Marty Dick · Ständerat · Tessin · Freisinnig-demokratische Fraktion · 2009-08-11
Wortprotokoll
La minorité a la tâche assez facile vu qu'elle propose la solution du Conseil fédéral. C'est une solution pragmatique et elle se fonde sur une considération qui devrait toujours être à la base de nos choix législatifs: celle de l'analyse coût/bénéfice. Si, d'un point de vue théorique, on peut dire - mais ce n'est pas tout à fait juste non plus - que la compensation de la progression à froid est juste, on peut se demander si l'investissement en travail que cela implique en vaut la peine. La plupart des citoyens, avec une compensation automatique au cours de ces dernières années, n'auraient même pas reçu un montant équivalant au prix de deux paquets de cigarettes. Et c'est seulement une toute petite catégorie de gros contribuables qui auraient [PAGE 775] vraiment eu quelque chose d'un peu plus substantiel dans leur porte-monnaie.
J'ai le privilège de gagner assez bien ma vie et j'ai fait un petit calcul: dans mon village, je suis pratiquement le seul qui aurait peut-être reçu un montant d'un peu plus de 20 francs. Le reste de la population aurait peut-être reçu entre rien du tout et 15 francs. Moi, j'aurais reçu un montant substantiellement supérieur. Je me demande donc si c'est vraiment le moment historique et conjoncturel de faire des cadeaux pareils.

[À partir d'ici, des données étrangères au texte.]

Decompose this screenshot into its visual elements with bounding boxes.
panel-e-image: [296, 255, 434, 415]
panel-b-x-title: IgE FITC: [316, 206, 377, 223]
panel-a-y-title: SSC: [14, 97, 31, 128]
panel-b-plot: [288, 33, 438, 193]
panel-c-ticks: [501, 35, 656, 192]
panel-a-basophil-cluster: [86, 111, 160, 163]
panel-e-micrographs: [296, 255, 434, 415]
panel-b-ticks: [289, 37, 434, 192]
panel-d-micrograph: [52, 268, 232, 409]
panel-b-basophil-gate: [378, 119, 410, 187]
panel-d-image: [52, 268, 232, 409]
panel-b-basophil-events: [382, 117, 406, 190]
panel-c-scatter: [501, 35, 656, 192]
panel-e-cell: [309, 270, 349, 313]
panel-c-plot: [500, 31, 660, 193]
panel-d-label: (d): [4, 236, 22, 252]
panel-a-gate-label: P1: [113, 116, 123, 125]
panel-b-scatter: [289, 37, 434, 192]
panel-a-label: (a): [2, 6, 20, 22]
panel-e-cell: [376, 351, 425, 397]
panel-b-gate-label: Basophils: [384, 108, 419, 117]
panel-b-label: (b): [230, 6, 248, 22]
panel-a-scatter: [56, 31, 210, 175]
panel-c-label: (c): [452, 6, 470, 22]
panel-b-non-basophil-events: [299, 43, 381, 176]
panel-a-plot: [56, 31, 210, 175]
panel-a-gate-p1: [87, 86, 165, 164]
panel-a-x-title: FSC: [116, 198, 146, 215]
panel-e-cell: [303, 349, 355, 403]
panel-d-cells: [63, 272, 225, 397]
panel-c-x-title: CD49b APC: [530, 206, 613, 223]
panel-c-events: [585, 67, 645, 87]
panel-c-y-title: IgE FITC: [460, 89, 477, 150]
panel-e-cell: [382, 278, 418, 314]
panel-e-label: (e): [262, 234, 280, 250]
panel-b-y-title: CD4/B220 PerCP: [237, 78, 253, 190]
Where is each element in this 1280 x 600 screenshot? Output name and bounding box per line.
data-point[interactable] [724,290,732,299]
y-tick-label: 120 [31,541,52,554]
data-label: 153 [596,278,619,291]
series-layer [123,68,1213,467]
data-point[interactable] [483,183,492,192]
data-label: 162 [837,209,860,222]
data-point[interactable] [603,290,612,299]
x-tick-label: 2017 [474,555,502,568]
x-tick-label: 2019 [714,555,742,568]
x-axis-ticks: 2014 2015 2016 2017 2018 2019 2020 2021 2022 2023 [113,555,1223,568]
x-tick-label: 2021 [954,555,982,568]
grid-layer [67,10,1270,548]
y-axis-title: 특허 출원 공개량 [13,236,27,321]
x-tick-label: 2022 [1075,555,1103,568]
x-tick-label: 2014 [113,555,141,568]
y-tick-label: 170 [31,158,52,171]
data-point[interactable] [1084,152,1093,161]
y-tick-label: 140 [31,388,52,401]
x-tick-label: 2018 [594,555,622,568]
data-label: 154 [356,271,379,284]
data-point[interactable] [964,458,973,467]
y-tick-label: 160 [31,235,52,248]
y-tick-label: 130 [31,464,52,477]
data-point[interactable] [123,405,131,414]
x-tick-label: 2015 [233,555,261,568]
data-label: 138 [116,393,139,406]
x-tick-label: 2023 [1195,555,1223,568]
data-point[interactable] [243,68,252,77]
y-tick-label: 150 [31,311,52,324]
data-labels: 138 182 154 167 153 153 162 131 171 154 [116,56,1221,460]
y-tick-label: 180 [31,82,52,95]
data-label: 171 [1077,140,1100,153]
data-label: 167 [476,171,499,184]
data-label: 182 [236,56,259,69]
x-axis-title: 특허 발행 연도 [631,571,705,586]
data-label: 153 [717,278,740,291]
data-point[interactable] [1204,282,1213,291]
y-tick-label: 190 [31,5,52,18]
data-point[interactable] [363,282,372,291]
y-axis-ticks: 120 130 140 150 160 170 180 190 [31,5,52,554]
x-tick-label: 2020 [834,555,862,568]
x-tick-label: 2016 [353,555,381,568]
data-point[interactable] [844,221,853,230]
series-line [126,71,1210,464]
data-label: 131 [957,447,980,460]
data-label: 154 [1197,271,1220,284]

Le canton du Tessin a introduit une solution qui prévoit la compensation dès que le renchérissement atteint 1 pour cent. Ce qui fait que, pratiquement, il y a une compensation quasi automatique. Le Conseil d'Etat, dans le cadre d'un paquet d'économies, a proposé de revenir à 2 ou 3 pour cent, comme c'était le cas précédemment, en disant que l'analyse coût/bénéfice de la nouvelle pratique démontrait que cela n'en valait pas la peine. Je dois dire que le Grand Conseil ne l'a pas suivi parce que, dès lors qu'on a obtenu quelque chose, il est très difficile de faire marche arrière.
Hier, Monsieur Bürgi, dans une intervention assez remarquable, a parlé de prestige. Pour ma part, je crois que, ici aussi, nous ne devrions pas en faire une question de prestige mais chercher une solution équitable, une solution praticable, une solution raisonnable. Une fois encore, les cantons nous proposent de suivre le Conseil fédéral. Cela aurait le mérite, je crois, de conduire finalement à une unification de tout le système pour toute la Suisse, parce qu'une des difficultés des systèmes fiscaux cantonaux, qui, eux, mettent en application toutes ces normes, c'est qu'ils ont chaque fois deux systèmes à prendre en considération: le système de l'impôt fédéral direct et celui de l'impôt cantonal. Si on choisissait la solution du 3 pour cent, je suis sûr qu'on aurait finalement une unification du système et que tous les cantons pourraient se reconnaître dans ce système.
Donc, je vous suggère de ne pas en faire une question de principe, mais d'en faire une question de raison. Si chacun d'entre nous reçoit un montant de 2 francs aujourd'hui, avec ces 2 francs il n'ira pas dîner; mais si on met ensemble tous ces montants de 2 francs, on peut préparer des spaghettis pour tout le monde et encore boire un verre de vin. C'est un peu la philosophie du système. L'argent n'est pas volé, il reste dans les mains de l'Etat qui l'investit pour des tâches publiques, et la compensation à froid a lieu, mais lorsque le renchérissement atteint les 3 pour cent.
J'estime que c'est cela la solution raisonnable, et je vous invite à la soutenir.